Bir çiçek kokusu, bir lavanta sanki çalınırken burnuma korkma, dedi defalarca… Bir an durdu, fakat kaçmaya devam etmemi de söyledi. Korkmadan kaçabilmekmiş marifet de, o vakit korkunun da bir anlamı kalmazmış kaçışların da. Bir ses çalındı perona boydan boya sonra, trenimiz birazdan hareket edecekmiş. Ellerini bıraktım usulca, bu soğuk eller, çok başka dünyaların sırrını veriyordu sanki bana. Sanki birazdan çıkacağım yolculuğun bambaşka olacağını da müjdeliyordu gizli kapaklı da olsa. Bilinmezlik katılmıştı hayatın tedirginliğinin arasında, gözlerine bakıp ismini sordum. Canan, dedi… Senin yolculuk nereye diye ekledim sonra, bunca muhabbetin ardından tanışma merasimi başlamıştı. Yine gülümsedi usulca, ben bir yere gitmiyorum, dedi. Anlamadım, anlattı yeni baştan. Bir belirsizlik içinde, bilinmezlik içinde, gâh trenle gâh otobüsle ülkeyi bir baştan bir başa gezip durduğunu anlattı. Şaşırmıştım bu divane meleğin sözlerine, ne tür bir yolculuk ola ki bu? Baştan sona bir hikâye imiş, her kelimesi her cümlesi gidilen yeni diyarların en kuytu yerlerinde bulunan. Bazen bir mahalle bakkalında, bazen bir düğün salonunda, gürültünün tam orta yerinde ya da o ilk dansta, kimi zaman bir ilkokulun bahçesinde, bir halk kütüphanesinin tozlu raflarında, antikacıda, saatçide, hangisi olacağı belli olmaz, bu hikâye için kurulmuş yüzlerce kelimeden biri apansızın bir yerde tamamlanıverirmiş. Ne eksik, ne fazla, bir anlam ve bir kelimeymiş bu yerlerde bulunan. Acı bir ses daha çalındı sonra, ayrılığın birine dair bir cümle belli ki tamam olmuştu artık. Çantasını açıp bir kitap çıkardı sonra. Bana uzattı.

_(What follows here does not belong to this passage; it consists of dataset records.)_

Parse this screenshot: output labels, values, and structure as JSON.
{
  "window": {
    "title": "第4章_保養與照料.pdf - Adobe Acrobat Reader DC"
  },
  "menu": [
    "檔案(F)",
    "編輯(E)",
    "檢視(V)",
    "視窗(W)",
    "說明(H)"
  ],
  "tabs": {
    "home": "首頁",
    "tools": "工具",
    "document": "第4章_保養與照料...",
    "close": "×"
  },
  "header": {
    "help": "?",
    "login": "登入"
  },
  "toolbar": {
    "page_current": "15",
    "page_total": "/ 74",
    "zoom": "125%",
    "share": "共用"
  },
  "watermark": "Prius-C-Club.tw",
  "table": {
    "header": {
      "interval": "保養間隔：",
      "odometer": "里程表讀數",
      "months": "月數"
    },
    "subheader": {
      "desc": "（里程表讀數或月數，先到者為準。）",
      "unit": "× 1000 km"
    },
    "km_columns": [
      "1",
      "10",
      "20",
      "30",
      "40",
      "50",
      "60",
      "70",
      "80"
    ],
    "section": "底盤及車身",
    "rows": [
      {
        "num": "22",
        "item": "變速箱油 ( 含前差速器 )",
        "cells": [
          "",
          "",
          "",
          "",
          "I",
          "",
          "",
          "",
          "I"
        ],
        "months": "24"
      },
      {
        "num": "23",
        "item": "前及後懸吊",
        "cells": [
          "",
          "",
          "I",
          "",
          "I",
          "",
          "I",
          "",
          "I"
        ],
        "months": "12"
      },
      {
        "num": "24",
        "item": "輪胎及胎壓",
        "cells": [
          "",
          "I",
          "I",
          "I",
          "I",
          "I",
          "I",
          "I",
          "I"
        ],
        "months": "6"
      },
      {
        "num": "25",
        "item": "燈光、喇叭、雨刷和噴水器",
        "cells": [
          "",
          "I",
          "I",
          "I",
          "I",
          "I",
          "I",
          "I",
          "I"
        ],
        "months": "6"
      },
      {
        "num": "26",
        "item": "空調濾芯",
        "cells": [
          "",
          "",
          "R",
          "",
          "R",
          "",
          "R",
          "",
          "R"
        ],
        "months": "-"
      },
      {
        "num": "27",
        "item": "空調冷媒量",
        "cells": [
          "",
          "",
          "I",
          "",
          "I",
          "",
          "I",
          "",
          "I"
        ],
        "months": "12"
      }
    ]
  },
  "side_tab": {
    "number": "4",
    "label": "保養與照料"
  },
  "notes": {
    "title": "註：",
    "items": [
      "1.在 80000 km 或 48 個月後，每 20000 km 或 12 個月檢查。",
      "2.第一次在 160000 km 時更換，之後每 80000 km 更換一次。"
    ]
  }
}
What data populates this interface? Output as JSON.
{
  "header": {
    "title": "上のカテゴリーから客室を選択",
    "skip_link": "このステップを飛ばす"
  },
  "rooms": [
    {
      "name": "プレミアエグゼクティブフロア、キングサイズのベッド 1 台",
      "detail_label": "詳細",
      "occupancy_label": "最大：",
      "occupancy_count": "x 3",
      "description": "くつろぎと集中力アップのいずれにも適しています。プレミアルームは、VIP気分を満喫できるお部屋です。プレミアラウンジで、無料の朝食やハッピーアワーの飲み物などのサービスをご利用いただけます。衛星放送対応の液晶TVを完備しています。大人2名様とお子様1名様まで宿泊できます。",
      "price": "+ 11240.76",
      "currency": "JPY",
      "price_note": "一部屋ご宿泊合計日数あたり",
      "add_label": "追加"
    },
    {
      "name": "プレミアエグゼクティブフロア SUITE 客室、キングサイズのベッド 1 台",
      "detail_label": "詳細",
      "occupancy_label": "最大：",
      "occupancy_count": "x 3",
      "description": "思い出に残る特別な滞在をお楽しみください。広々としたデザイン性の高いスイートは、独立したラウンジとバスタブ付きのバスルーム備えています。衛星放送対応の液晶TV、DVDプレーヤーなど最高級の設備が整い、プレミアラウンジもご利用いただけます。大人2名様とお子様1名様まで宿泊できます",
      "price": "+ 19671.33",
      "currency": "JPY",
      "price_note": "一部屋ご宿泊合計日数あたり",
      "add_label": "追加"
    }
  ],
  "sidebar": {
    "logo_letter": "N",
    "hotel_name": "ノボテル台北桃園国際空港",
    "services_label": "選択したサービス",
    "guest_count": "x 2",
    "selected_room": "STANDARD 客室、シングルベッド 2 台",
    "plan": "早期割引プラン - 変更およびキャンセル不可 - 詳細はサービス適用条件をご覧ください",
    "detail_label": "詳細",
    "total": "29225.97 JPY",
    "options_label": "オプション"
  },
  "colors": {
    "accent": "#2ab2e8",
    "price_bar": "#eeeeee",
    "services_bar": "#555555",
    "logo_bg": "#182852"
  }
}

Yerime oturduğumda hala onu izliyordum camdan; daha doğrusu onun gidişini. Kalabalığın içinde mor paltosuyla seçiliyordu uzaktan da olsa. Sonra yanında geçip gittik yavaşça, ben de merak içinde bu meçhul meleğin hediyesine gömüldüm. Önce karıştırdım biraz, sarı saman sayfaları iyiden iyiye cezbetti beni de bir solukta başladım okumaya. Saatler içinde eriyip gitmişti sayfalar… Son sayfayı çevirdiğimde, tren yavaşladı, koridordan bir boşluk esip gürleyerek yakaladı içimi. Titredim teslim olmadan hemen önce. Sayfaları yeni baştan çevirdim hızla, en baştan başladım okumaya, üç cümle geçmedi kitabın içindeki dünyaya daldı aklım. Ne olduğunu anlamak mı istiyorsun? Düşün, tüm kudretinle düşün şimdi öyleyse, bir hikâyeydi ki başlangıcında da bitişinde de mahrum bırakılmıştı. Evet, bizzat hayat gibiydi bu dile dolanan beste ve bu yeni hayatın içinde korkularım eriyip gitti. Ne var ki tüm bu tükenişten arda kalan son cümlesi, bu yolculuktan aylar sonra alakasız bir yerde, sabaha karşı karlarla kaplı başka kentin birinde tamamlanıverecekti: Bir gün bir kitap okudum ve bütün hayatım değişti.